Gibson's friends react to DUI, comments

Some colleagues say they were aware of actor's drinking


No one saw it coming. Not his agent or his bosses - the shoot he had just wrapped had been long, strange and physically difficult but not out of control. Not the Malibu, Calif., restaurant owner who served him appetizers early that fateful evening, nor the two young women with whom he later posed for pictures. Certainly the friends with whom he spent his last scandal-free afternoon had no idea that Mel Gibson was about to go on a life-changing bender. If they had, they would have done everything to stop it - because while conventional wisdom has it that Mel Gibson has been sober since the early '90s, some close to him acknowledge that he has been on and off the wagon for years.

"I have been with Mel when he has fallen off," says producer Dean Devlin, who had spent the afternoon before the arrest with Gibson, "and he becomes a completely different person. It is pretty horrifying."

And horrified is exactly how Devlin and many of Gibson's friends felt when they heard that the actor/director, in the course of his arrest for drunken driving, made sexist and anti-Semitic remarks, including the now-infamous charge that "Jews are responsible for all the wars in the world." Gibson has been charged with two misdemeanor counts of driving while intoxicated.

Devlin and Tom Sherak, a partner at Revolution Studios who once headed distribution at 20th Century Fox, had spent that Thursday afternoon screening Devlin's film Flyboys for Gibson, and he seemed very much himself. "We were kidding around, talking about our kids. He was very friendly," said Sherak, who met Gibson when working on Braveheart.

"I consider Mel one of my best friends in Hollywood," said Devlin, who met Gibson while co-producing The Patriot. "I'm Jewish. If Mel is an anti-Semite, then he spends a lot of time with [Devlin and his wife], which makes no sense. But he is an alcoholic and while that makes no excuse for what he said, because there is no excuse, I believe it was the disease speaking, not the man."

His sentiments were shared by longtime friend Jodie Foster, who, when she heard the news while on the New York set of her new film, simply refused to believe it.

When it was confirmed, Foster said, she was stricken with sadness that a man she considers "one of the nicest, most honest men I have ever met" had taken such a fall. Although she and Gibson speak regularly, Foster had no idea he was drinking again. "Is he an anti-Semite? Absolutely not. But it's no secret that he has always fought a terrible battle with alcoholism."

Like Devlin, she does not believe drunkenness excuses racist remarks, but she bristles at accusations in the media that Gibson is using his alcoholism as a "Get Out of Jail Free" card from charges of racism.

"It is a horrible disease, and it affects everyone differently," she said. "I have seen it take many paths in people I know. For some, it is a soft slide off the barstool, and some experience true psychotic episodes." She points to friend Christian Slater, who has had many drunken run-ins with the law, including a 1997 conviction for assaulting his girlfriend, as an example of the personality-changing effects alcohol can have on the alcoholic.

"Would I have believed Christian Slater, who is the nicest, gentlest man in the world, would hit a woman? No," she said. "Mel is honest, loyal, kind," she added, "but alcoholism has been a lifelong struggle for him and his family." (The actor and wife, Robyn Gibson, have been married for 26 years and have seven children.)

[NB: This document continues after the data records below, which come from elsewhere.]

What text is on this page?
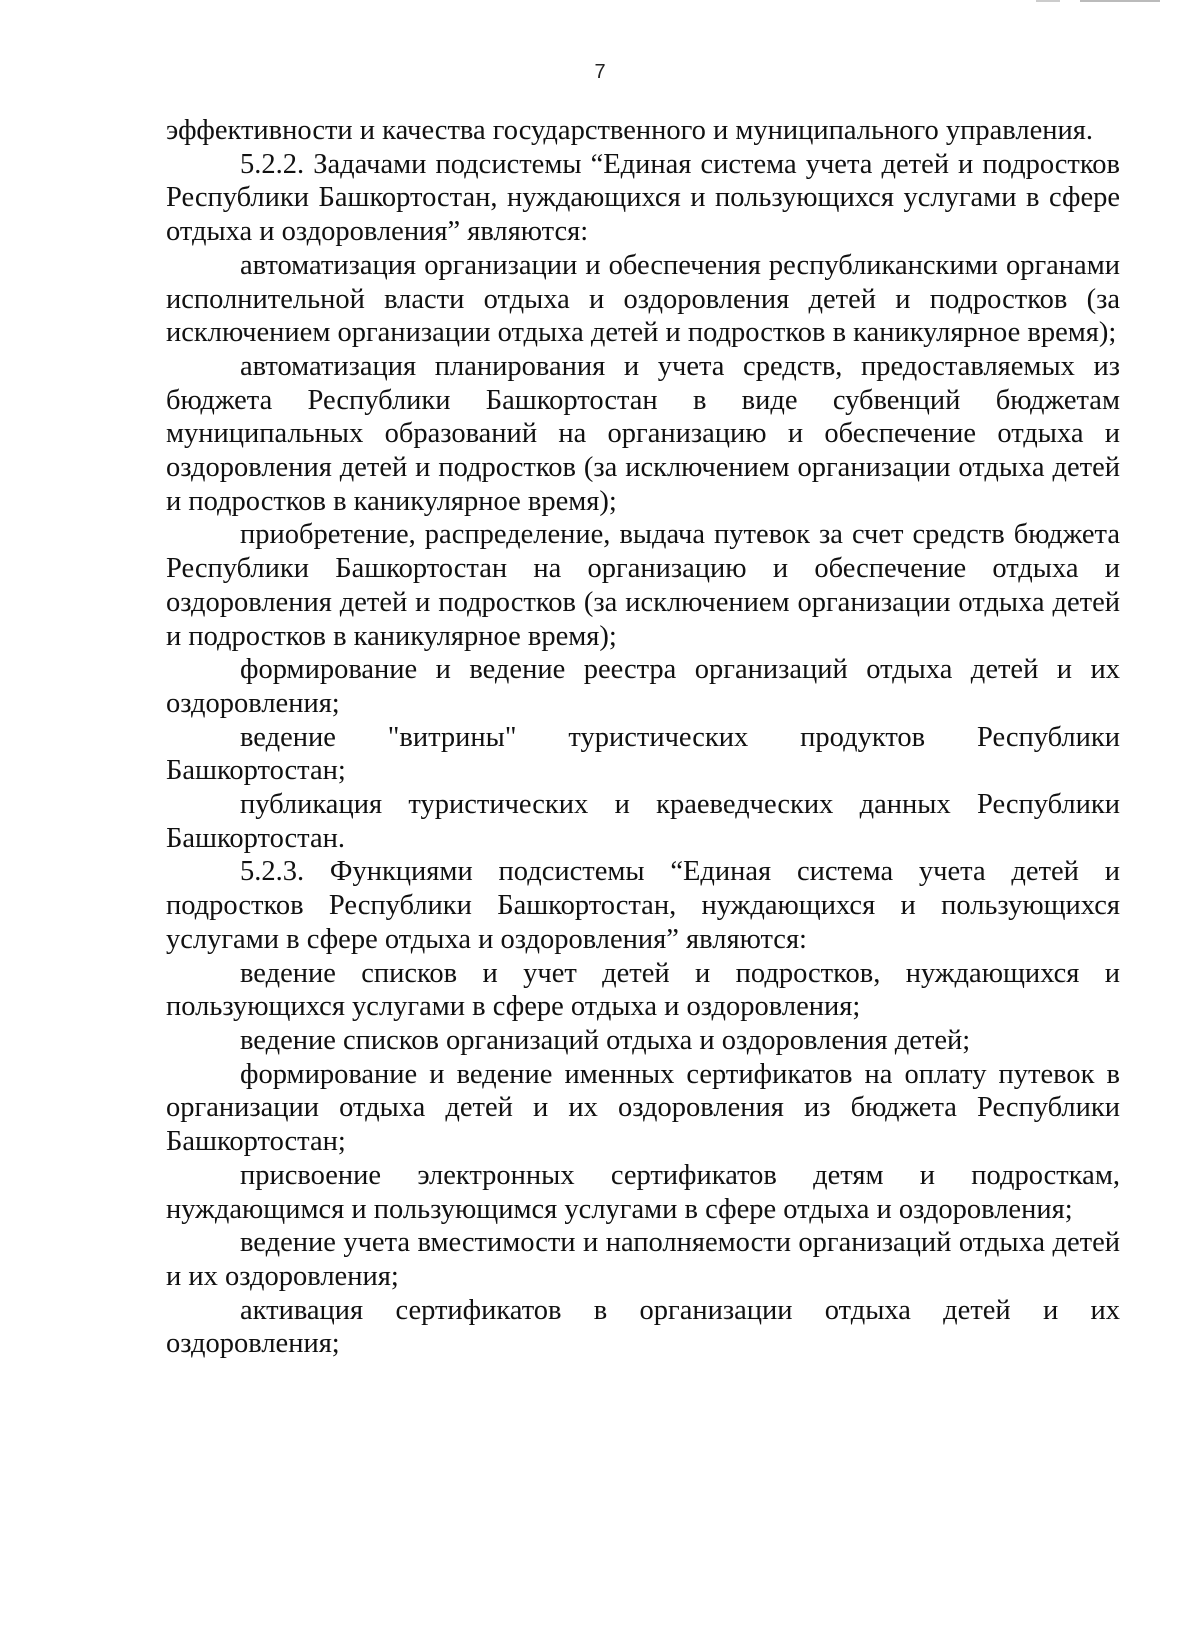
7

эффективности и качества государственного и муниципального управления.

5.2.2. Задачами подсистемы “Единая система учета детей и подростков Республики Башкортостан, нуждающихся и пользующихся услугами в сфере отдыха и оздоровления” являются:

автоматизация организации и обеспечения республиканскими органами исполнительной власти отдыха и оздоровления детей и подростков (за исключением организации отдыха детей и подростков в каникулярное время);

автоматизация планирования и учета средств, предоставляемых из бюджета Республики Башкортостан в виде субвенций бюджетам муниципальных образований на организацию и обеспечение отдыха и оздоровления детей и подростков (за исключением организации отдыха детей и подростков в каникулярное время);

приобретение, распределение, выдача путевок за счет средств бюджета Республики Башкортостан на организацию и обеспечение отдыха и оздоровления детей и подростков (за исключением организации отдыха детей и подростков в каникулярное время);

формирование и ведение реестра организаций отдыха детей и их оздоровления;

ведение "витрины" туристических продуктов Республики Башкортостан;

публикация туристических и краеведческих данных Республики Башкортостан.

5.2.3. Функциями подсистемы “Единая система учета детей и подростков Республики Башкортостан, нуждающихся и пользующихся услугами в сфере отдыха и оздоровления” являются:

ведение списков и учет детей и подростков, нуждающихся и пользующихся услугами в сфере отдыха и оздоровления;

ведение списков организаций отдыха и оздоровления детей;

формирование и ведение именных сертификатов на оплату путевок в организации отдыха детей и их оздоровления из бюджета Республики Башкортостан;

присвоение электронных сертификатов детям и подросткам, нуждающимся и пользующимся услугами в сфере отдыха и оздоровления;

ведение учета вместимости и наполняемости организаций отдыха детей и их оздоровления;

активация сертификатов в организации отдыха детей и их оздоровления;
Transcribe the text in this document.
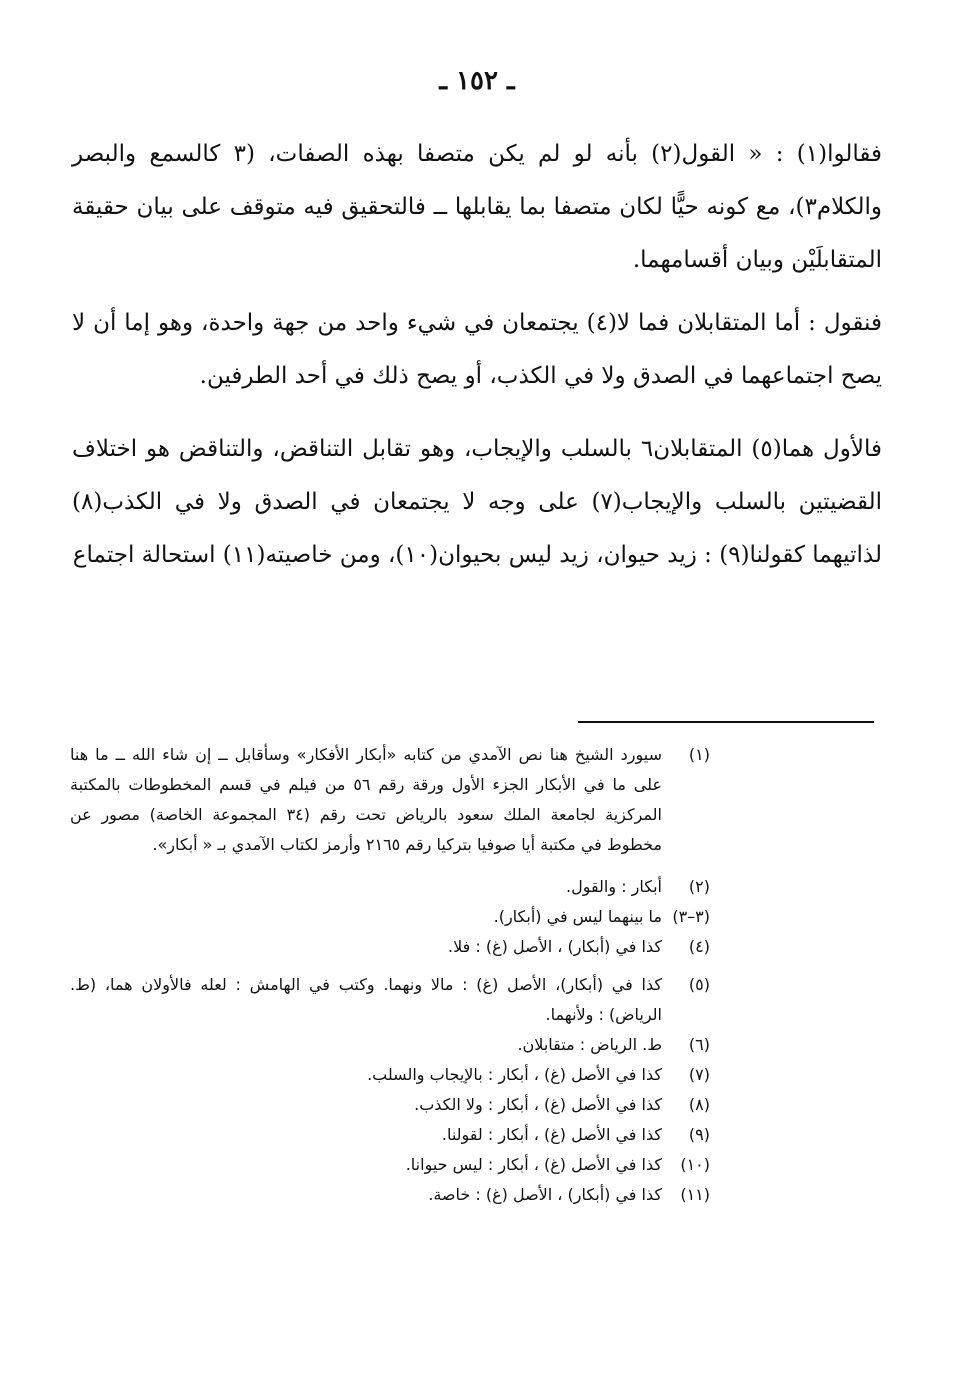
ـ ١٥٢ ـ

فقالوا(١) : « القول(٢) بأنه لو لم يكن متصفا بهذه الصفات، (٣ كالسمع والبصر والكلام٣)، مع كونه حيًّا لكان متصفا بما يقابلها ــ فالتحقيق فيه متوقف على بيان حقيقة المتقابلَيْن وبيان أقسامهما.

فنقول : أما المتقابلان فما لا(٤) يجتمعان في شيء واحد من جهة واحدة، وهو إما أن لا يصح اجتماعهما في الصدق ولا في الكذب، أو يصح ذلك في أحد الطرفين.

فالأول هما(٥) المتقابلان٦ بالسلب والإيجاب، وهو تقابل التناقض، والتناقض هو اختلاف القضيتين بالسلب والإيجاب(٧) على وجه لا يجتمعان في الصدق ولا في الكذب(٨) لذاتيهما كقولنا(٩) : زيد حيوان، زيد ليس بحيوان(١٠)، ومن خاصيته(١١) استحالة اجتماع

(١)
سيورد الشيخ هنا نص الآمدي من كتابه «أبكار الأفكار» وسأقابل ــ إن شاء الله ــ ما هنا على ما في الأبكار الجزء الأول ورقة رقم ٥٦ من فيلم في قسم المخطوطات بالمكتبة المركزية لجامعة الملك سعود بالرياض تحت رقم (٣٤ المجموعة الخاصة) مصور عن مخطوط في مكتبة أيا صوفيا بتركيا رقم ٢١٦٥ وأرمز لكتاب الآمدي بـ « أبكار».
(٢)
أبكار : والقول.
(٣–٣)
ما بينهما ليس في (أبكار).
(٤)
كذا في (أبكار) ، الأصل (غ) : فلا.
(٥)
كذا في (أبكار)، الأصل (غ) : مالا ونهما. وكتب في الهامش : لعله فالأولان هما، (ط. الرياض) : ولأنهما.
(٦)
ط. الرياض : متقابلان.
(٧)
كذا في الأصل (غ) ، أبكار : بالإيجاب والسلب.
(٨)
كذا في الأصل (غ) ، أبكار : ولا الكذب.
(٩)
كذا في الأصل (غ) ، أبكار : لقولنا.
(١٠)
كذا في الأصل (غ) ، أبكار : ليس حيوانا.
(١١)
كذا في (أبكار) ، الأصل (غ) : خاصة.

According to Wensley Clarkson, author of Mel Gibson: Man on a Mission, "he's always fallen off the wagon quite regularly. He is two people, a person of two extremes."

Of course, the condemnation and speculation that has seized Hollywood since Gibson was arrested July 28 are not about an alcoholic's Big Slip - had Gibson confined his remarks to a few general obscenities, this would have been, at most, a two-day sensation. But anti-Semitism doesn't fly in Hollywood, especially coming from a man whose father is a documented Holocaust denier and whose last film, The Passion of the Christ, left many Jews, and Christians, in pain.

"It's been like a powder keg waiting to explode for so long," said Clarkson, who devoted a huge section of his book to Hutton Gibson's anti-Semitism. Gibson "refused to condemn his father."

Even at 50, friends admit, Gibson has a seemingly physiological inability to filter his remarks even when sober - about 14 years ago he apologized to the gay and lesbian community for homophobic remarks. As recently as two years ago, he said publicly that there was a good possibility that his wife would be going to hell because she is not Catholic.